What are the symptoms of mange?
Since the different skin mites take up residence in different parts of the skin, the symptoms of scabies and demodex may differ. Let’s look at both:
Symptoms of demodectic mange
- hair loss (alopecia) on the face, especially noticeable around the eyes
- itchiness (though not as severe as with sarcoptic mange)
- red, scaly skin patches
- acne-like bumps
- skin crusting
- skin thickening and darkening
- pain and fever if the condition has progressed
- ear infections
The dog may appear lethargic and have leaky wounds if the demodectic mange is generalised (all over their body and not confined to the face) and has progressed quite far. They will need immediate treatment.
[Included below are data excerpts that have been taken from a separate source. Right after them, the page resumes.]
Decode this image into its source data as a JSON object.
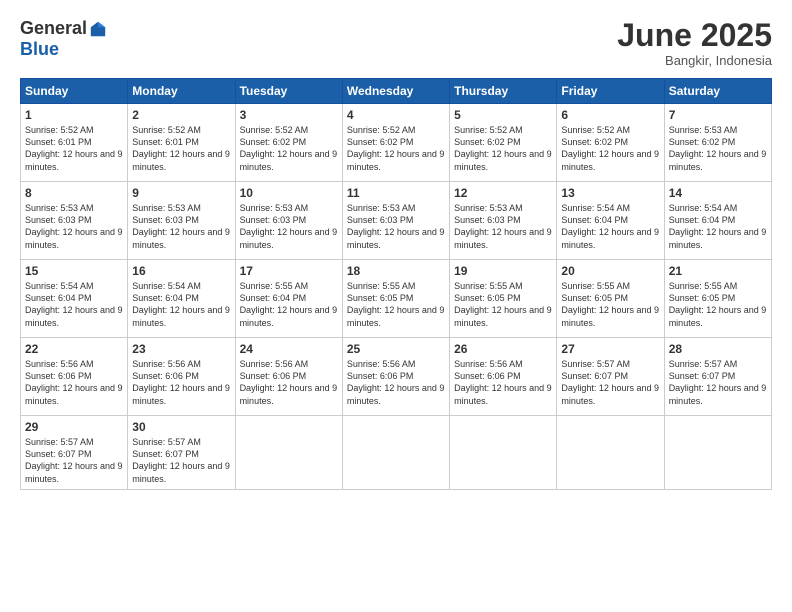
{
  "logo": {
    "general": "General",
    "blue": "Blue"
  },
  "header": {
    "month": "June 2025",
    "location": "Bangkir, Indonesia"
  },
  "days_of_week": [
    "Sunday",
    "Monday",
    "Tuesday",
    "Wednesday",
    "Thursday",
    "Friday",
    "Saturday"
  ],
  "weeks": [
    [
      {
        "day": "1",
        "sunrise": "5:52 AM",
        "sunset": "6:01 PM",
        "daylight": "12 hours and 9 minutes."
      },
      {
        "day": "2",
        "sunrise": "5:52 AM",
        "sunset": "6:01 PM",
        "daylight": "12 hours and 9 minutes."
      },
      {
        "day": "3",
        "sunrise": "5:52 AM",
        "sunset": "6:02 PM",
        "daylight": "12 hours and 9 minutes."
      },
      {
        "day": "4",
        "sunrise": "5:52 AM",
        "sunset": "6:02 PM",
        "daylight": "12 hours and 9 minutes."
      },
      {
        "day": "5",
        "sunrise": "5:52 AM",
        "sunset": "6:02 PM",
        "daylight": "12 hours and 9 minutes."
      },
      {
        "day": "6",
        "sunrise": "5:52 AM",
        "sunset": "6:02 PM",
        "daylight": "12 hours and 9 minutes."
      },
      {
        "day": "7",
        "sunrise": "5:53 AM",
        "sunset": "6:02 PM",
        "daylight": "12 hours and 9 minutes."
      }
    ],
    [
      {
        "day": "8",
        "sunrise": "5:53 AM",
        "sunset": "6:03 PM",
        "daylight": "12 hours and 9 minutes."
      },
      {
        "day": "9",
        "sunrise": "5:53 AM",
        "sunset": "6:03 PM",
        "daylight": "12 hours and 9 minutes."
      },
      {
        "day": "10",
        "sunrise": "5:53 AM",
        "sunset": "6:03 PM",
        "daylight": "12 hours and 9 minutes."
      },
      {
        "day": "11",
        "sunrise": "5:53 AM",
        "sunset": "6:03 PM",
        "daylight": "12 hours and 9 minutes."
      },
      {
        "day": "12",
        "sunrise": "5:53 AM",
        "sunset": "6:03 PM",
        "daylight": "12 hours and 9 minutes."
      },
      {
        "day": "13",
        "sunrise": "5:54 AM",
        "sunset": "6:04 PM",
        "daylight": "12 hours and 9 minutes."
      },
      {
        "day": "14",
        "sunrise": "5:54 AM",
        "sunset": "6:04 PM",
        "daylight": "12 hours and 9 minutes."
      }
    ],
    [
      {
        "day": "15",
        "sunrise": "5:54 AM",
        "sunset": "6:04 PM",
        "daylight": "12 hours and 9 minutes."
      },
      {
        "day": "16",
        "sunrise": "5:54 AM",
        "sunset": "6:04 PM",
        "daylight": "12 hours and 9 minutes."
      },
      {
        "day": "17",
        "sunrise": "5:55 AM",
        "sunset": "6:04 PM",
        "daylight": "12 hours and 9 minutes."
      },
      {
        "day": "18",
        "sunrise": "5:55 AM",
        "sunset": "6:05 PM",
        "daylight": "12 hours and 9 minutes."
      },
      {
        "day": "19",
        "sunrise": "5:55 AM",
        "sunset": "6:05 PM",
        "daylight": "12 hours and 9 minutes."
      },
      {
        "day": "20",
        "sunrise": "5:55 AM",
        "sunset": "6:05 PM",
        "daylight": "12 hours and 9 minutes."
      },
      {
        "day": "21",
        "sunrise": "5:55 AM",
        "sunset": "6:05 PM",
        "daylight": "12 hours and 9 minutes."
      }
    ],
    [
      {
        "day": "22",
        "sunrise": "5:56 AM",
        "sunset": "6:06 PM",
        "daylight": "12 hours and 9 minutes."
      },
      {
        "day": "23",
        "sunrise": "5:56 AM",
        "sunset": "6:06 PM",
        "daylight": "12 hours and 9 minutes."
      },
      {
        "day": "24",
        "sunrise": "5:56 AM",
        "sunset": "6:06 PM",
        "daylight": "12 hours and 9 minutes."
      },
      {
        "day": "25",
        "sunrise": "5:56 AM",
        "sunset": "6:06 PM",
        "daylight": "12 hours and 9 minutes."
      },
      {
        "day": "26",
        "sunrise": "5:56 AM",
        "sunset": "6:06 PM",
        "daylight": "12 hours and 9 minutes."
      },
      {
        "day": "27",
        "sunrise": "5:57 AM",
        "sunset": "6:07 PM",
        "daylight": "12 hours and 9 minutes."
      },
      {
        "day": "28",
        "sunrise": "5:57 AM",
        "sunset": "6:07 PM",
        "daylight": "12 hours and 9 minutes."
      }
    ],
    [
      {
        "day": "29",
        "sunrise": "5:57 AM",
        "sunset": "6:07 PM",
        "daylight": "12 hours and 9 minutes."
      },
      {
        "day": "30",
        "sunrise": "5:57 AM",
        "sunset": "6:07 PM",
        "daylight": "12 hours and 9 minutes."
      },
      null,
      null,
      null,
      null,
      null
    ]
  ]
}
Symptoms of sarcoptic mange
- intense itching and persistent scratching
- hair loss as a result of the scratching
- secondary bacterial and yeast infections
- red, inflamed skin
- skin thickening
- crusting skin
In advanced canine scabies infections, the dog’s lymph nodes will be inflamed and they will become lethargic and malnourished.
How is mange diagnosed?
A veterinarian will do a skin scraping and look at it under a microscope to identify the presence of skin mites or their eggs. The demodex mite is elongated and slightly tapered, while the scabies mite is rounded.
How do you treat mange?
The treatment for both types of mange will depend on how far the infestation has progressed. There are oral medications as well as topical treatments and medical baths, both to kill the mites and promote the healing of the dog’s skin.
The sarcoptes mites may still be in the dog’s bedding and living environment, so it’s important to keep them away from these areas until they’ve been disinfected and bedding has been thoroughly cleaned. Also keep other pets away from the infected dog, to prevent the spread of canine scabies and the animals reinfecting each other.
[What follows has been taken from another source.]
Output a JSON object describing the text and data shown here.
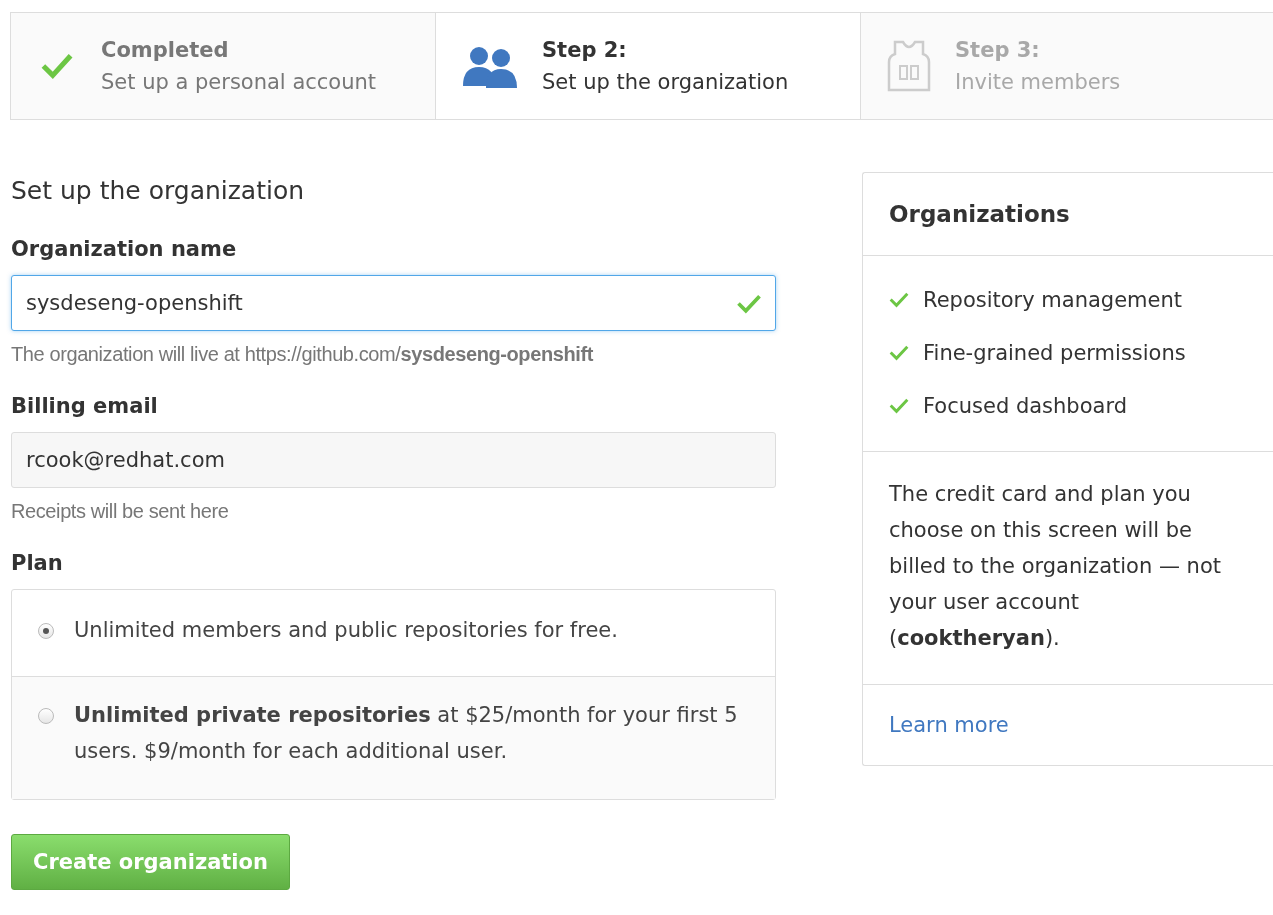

In the case of demodectic mange, the veterinarian may also identify the systemic illness that’s weakening the dog’s immune system; be it old age, chronic disease or a genetically underdeveloped immunity. They will want to ensure the demodex is kept under control, since a compromised immune system may result in an overpopulation of demodex again in future. If the systemic illness is not being managed, demodectic mange can be fatal. Severe demodectic mange may take a long time to treat, and all dogs respond differently to treatment, but generally the prognosis is good.
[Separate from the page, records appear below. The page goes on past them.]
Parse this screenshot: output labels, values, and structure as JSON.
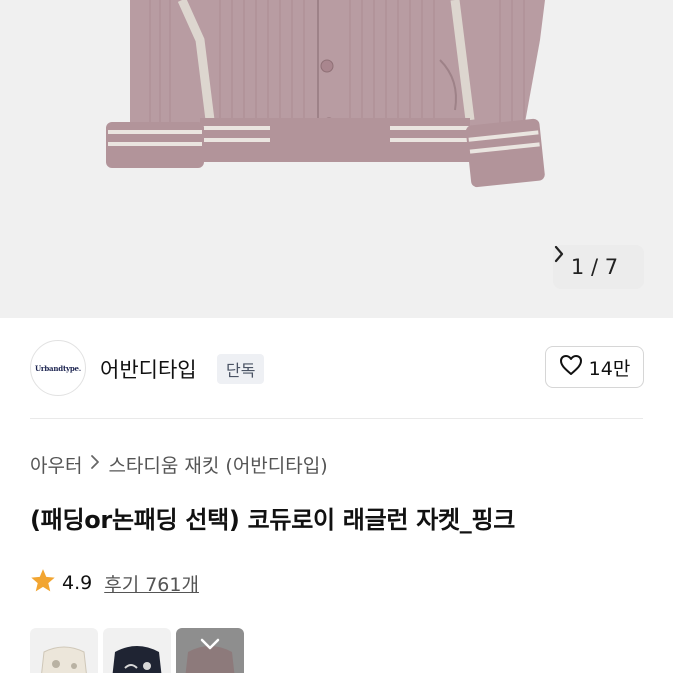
{
  "gallery": {
    "counter_text": "1 / 7",
    "next_icon": "chevron-right-icon",
    "jacket_color": "#b59aa0",
    "stripe_color": "#e6e1dc"
  },
  "store": {
    "logo_text": "Urbandtype.",
    "name": "어반디타입",
    "badge": "단독",
    "likes": "14만",
    "like_icon": "heart-outline-icon"
  },
  "breadcrumb": {
    "category": "아우터",
    "subcategory": "스타디움 재킷 (어반디타입)"
  },
  "product": {
    "title": "(패딩or논패딩 선택) 코듀로이 래글런 자켓_핑크",
    "rating": "4.9",
    "reviews": "후기 761개",
    "star_color": "#f2a531"
  },
  "options": [
    {
      "name": "ivory"
    },
    {
      "name": "navy"
    },
    {
      "name": "pink",
      "selected": true
    }
  ]
}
Can mange in dogs spread to humans?
We have our own population of skin flora (including demodex mites) to keep our skin microbiome in balance, and cannot be infected with canine demodex mites. Demodectic mange is not contagious to humans or other dogs with healthy immune systems, but sarcoptic mange is a zoonotic disease and highly infectious. What does mange do to humans? Canine scabies mites cannot complete their life cycle in human skin, but people with canine scabies will still experience redness, itching and what appear to be inflamed welts – symptoms that will last until the mites die off. (Be aware that canine scabies is not the same as human scabies, which is caused by Sarcoptes scabiei var. hominis or the human itch mite, and needs immediate treatment to kill the mites as it is highly infectious).
How to prevent mange
Pet owners can prevent demodectic mange by ensuring their dogs are healthy and not suffering from other diseases. Regular vet check-ups give the veterinarian the opportunity to screen your dog and potentially pick up any health conditions that may compromise your dog’s immunity and lead to demodex overpopulation.
You can prevent sarcoptic mange by ensuring your dog is contained within your yard (not exposed to stray animals or unknown environments where a sarcoptes infestation may put them at risk). By keeping your pets away from dogs with known sarcoptic mange, you prevent infection.